Como era de esperarse, cerraron aquellos años de ensueño cosechando más títulos: de nueva cuenta el Eddie Herr y la Copa Yucatán, y de paso llegaron a la final del Orange Bowl.
Cerraron su etapa juvenil con 106 triunfos y 26 derrotas. Además, como singlista Bruno fue el 6 del mundo, con foja de 101-41 y cuatro títulos, entre ellos el de los prestigiosos Campeonatos Eddie Herr. Santiago alcanzó, a su vez, el sitio 17 mundial en individuales.
EL MAESTRO DE LAS NUEVAS GENERACIONES
Bruno, quien desde su academia trabaja en impulsar a los nuevos talentos, compartió en sus redes: “Wimbledon era el sueño que perseguía como jugador. En 2001 tuve el privilegio de disputar la final de dobles del Campeonato Juvenil de Wimbledon representando a México junto a mi gran amigo Santiago González».
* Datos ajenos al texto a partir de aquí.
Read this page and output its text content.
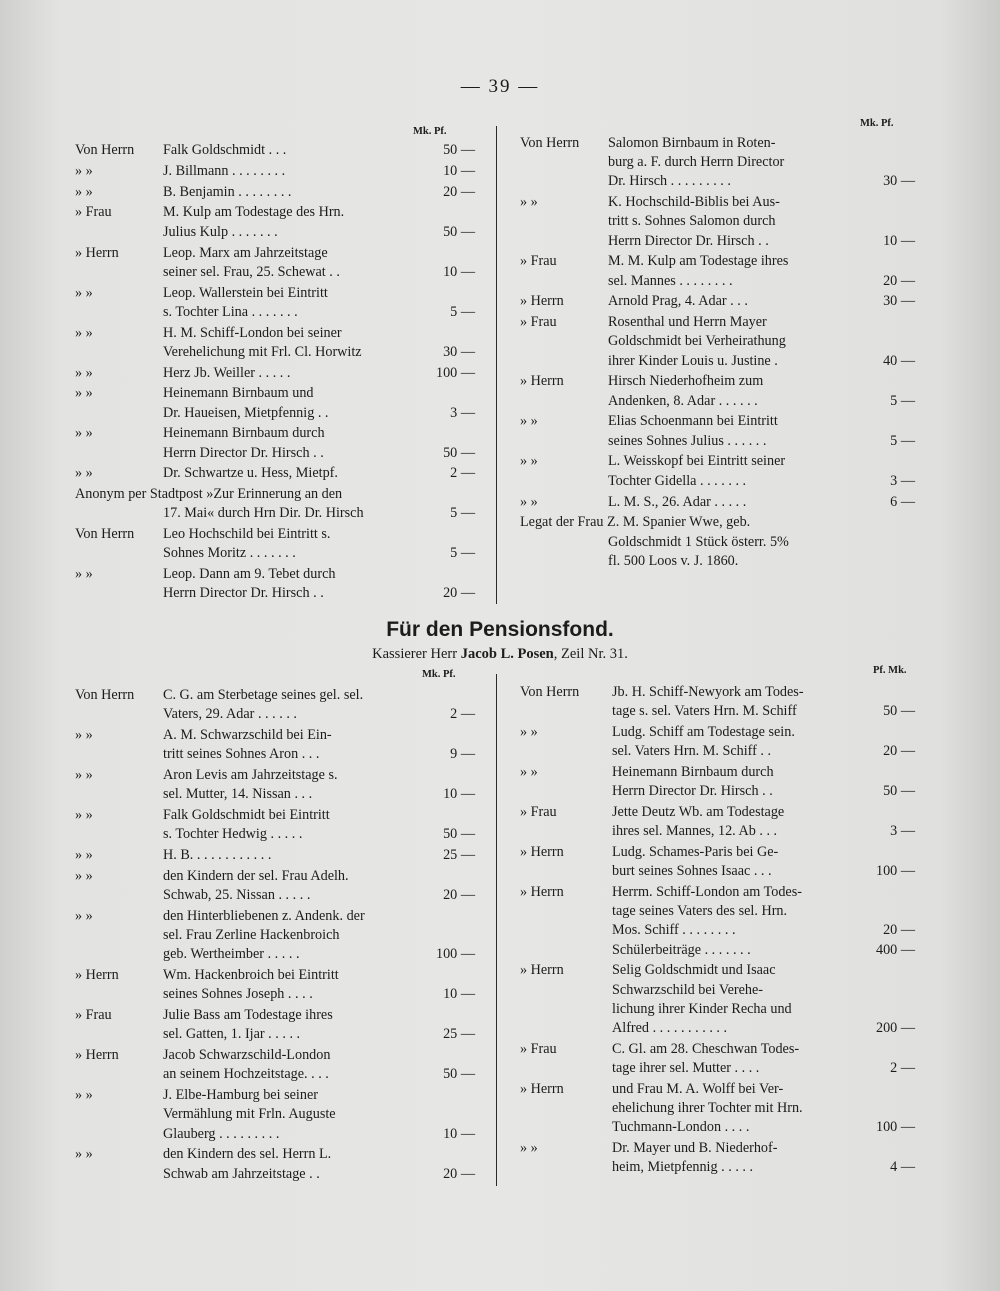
— 39 —
Mk. Pf.
Mk. Pf.
Mk. Pf.	Pf. Mk.
Von Herrn Falk Goldschmidt . . .	50 —
» »	J. Billmann . . . . . . . .	10 —
» »	B. Benjamin . . . . . . . .	20 —
» Frau	M. Kulp am Todestage des Hrn.
Julius Kulp . . . . . . .	50 —
» Herrn	Leop. Marx am Jahrzeitstage
seiner sel. Frau, 25. Schewat . .	10 —
» »	Leop. Wallerstein bei Eintritt
s. Tochter Lina . . . . . . .	5 —
» »	H. M. Schiff-London bei seiner
Verehelichung mit Frl. Cl. Horwitz	30 —
» »	Herz Jb. Weiller . . . . .	100 —
» »	Heinemann Birnbaum und
Dr. Haueisen, Mietpfennig . .	3 —
» »	Heinemann Birnbaum durch
Herrn Director Dr. Hirsch . .	50 —
» »	Dr. Schwartze u. Hess, Mietpf.	2 —
Anonym per Stadtpost »Zur Erinnerung an den
17. Mai« durch Hrn Dir. Dr. Hirsch	5 —
Von Herrn Leo Hochschild bei Eintritt s.
Sohnes Moritz . . . . . . .	5 —
» »	Leop. Dann am 9. Tebet durch
Herrn Director Dr. Hirsch . .	20 —
Von Herrn Salomon Birnbaum in Roten-
burg a. F. durch Herrn Director
Dr. Hirsch . . . . . . . . .	30 —
» »	K. Hochschild-Biblis bei Aus-
tritt s. Sohnes Salomon durch
Herrn Director Dr. Hirsch . .	10 —
» Frau	M. M. Kulp am Todestage ihres
sel. Mannes . . . . . . . .	20 —
» Herrn	Arnold Prag, 4. Adar . . .	30 —
» Frau	Rosenthal und Herrn Mayer
Goldschmidt bei Verheirathung
ihrer Kinder Louis u. Justine .	40 —
» Herrn	Hirsch Niederhofheim zum
Andenken, 8. Adar . . . . . .	5 —
» »	Elias Schoenmann bei Eintritt
seines Sohnes Julius . . . . . .	5 —
» »	L. Weisskopf bei Eintritt seiner
Tochter Gidella . . . . . . .	3 —
» »	L. M. S., 26. Adar . . . . .	6 —
Legat der Frau Z. M. Spanier Wwe, geb.
Goldschmidt 1 Stück österr. 5%
fl. 500 Loos v. J. 1860.
Für den Pensionsfond.
Kassierer Herr Jacob L. Posen, Zeil Nr. 31.
Von Herrn C. G. am Sterbetage seines gel. sel.
Vaters, 29. Adar . . . . . .	2 —
» »	A. M. Schwarzschild bei Ein-
tritt seines Sohnes Aron . . .	9 —
» »	Aron Levis am Jahrzeitstage s.
sel. Mutter, 14. Nissan . . .	10 —
» »	Falk Goldschmidt bei Eintritt
s. Tochter Hedwig . . . . .	50 —
» »	H. B. . . . . . . . . . . .	25 —
» »	den Kindern der sel. Frau Adelh.
Schwab, 25. Nissan . . . . .	20 —
» »	den Hinterbliebenen z. Andenk. der
sel. Frau Zerline Hackenbroich
geb. Wertheimber . . . . .	100 —
» Herrn	Wm. Hackenbroich bei Eintritt
seines Sohnes Joseph . . . .	10 —
» Frau	Julie Bass am Todestage ihres
sel. Gatten, 1. Ijar . . . . .	25 —
» Herrn	Jacob Schwarzschild-London
an seinem Hochzeitstage. . . .	50 —
» »	J. Elbe-Hamburg bei seiner
Vermählung mit Frln. Auguste
Glauberg . . . . . . . . .	10 —
» »	den Kindern des sel. Herrn L.
Schwab am Jahrzeitstage . .	20 —
Von Herrn Jb. H. Schiff-Newyork am Todes-
tage s. sel. Vaters Hrn. M. Schiff	50 —
» »	Ludg. Schiff am Todestage sein.
sel. Vaters Hrn. M. Schiff . .	20 —
» »	Heinemann Birnbaum durch
Herrn Director Dr. Hirsch . .	50 —
» Frau	Jette Deutz Wb. am Todestage
ihres sel. Mannes, 12. Ab . . .	3 —
» Herrn	Ludg. Schames-Paris bei Ge-
burt seines Sohnes Isaac . . .	100 —
» Herrn	Herrm. Schiff-London am Todes-
tage seines Vaters des sel. Hrn.
Mos. Schiff . . . . . . . .	20 —
Schülerbeiträge . . . . . . .	400 —
» Herrn	Selig Goldschmidt und Isaac
Schwarzschild bei Verehe-
lichung ihrer Kinder Recha und
Alfred . . . . . . . . . . .	200 —
» Frau	C. Gl. am 28. Cheschwan Todes-
tage ihrer sel. Mutter . . . .	2 —
» Herrn	und Frau M. A. Wolff bei Ver-
ehelichung ihrer Tochter mit Hrn.
Tuchmann-London . . . .	100 —
» »	Dr. Mayer und B. Niederhof-
heim, Mietpfennig . . . . .	4 —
Y, emotivo, subrayó: «Hoy ese mismo sueño tiene un significado diferente; ya no lo persigo para mí. Trabajo cada día para ayudar a que la próxima generación de jugadores construya el suyo».
PIEZAS CLAVE DEL TENIS MEXICANO
Bruno Echagaray llegó como profesional al sitio 156 de singles en el ránking mundial ATP y al 162 en dobles. En su academia de tenis desarrolla talentos que nutren al tenis mexicano, como Rafaela Reséndiz, entre tantos otros, finalista en semanas recientes de prestigiosos torneos categoría U12 en Europa.
Ha entrenado a Santiago González y de manera constante está al frente de representativos mexicanos de tenis infantil y juvenil en giras internacionales.
Santiago, a su vez, se ha convertido en el tenista profesional más importante de México en la rama masculina durante el siglo XXI. Fue top 10 de dobles, es top 100 constante de la ATP y con un cúmulo de logros, títulos y éxitos disfruta del tour profesional en compañía de los amores de su vida: su esposa y sus hijos.
-Héctor Olivares (reportero/redactor FMT).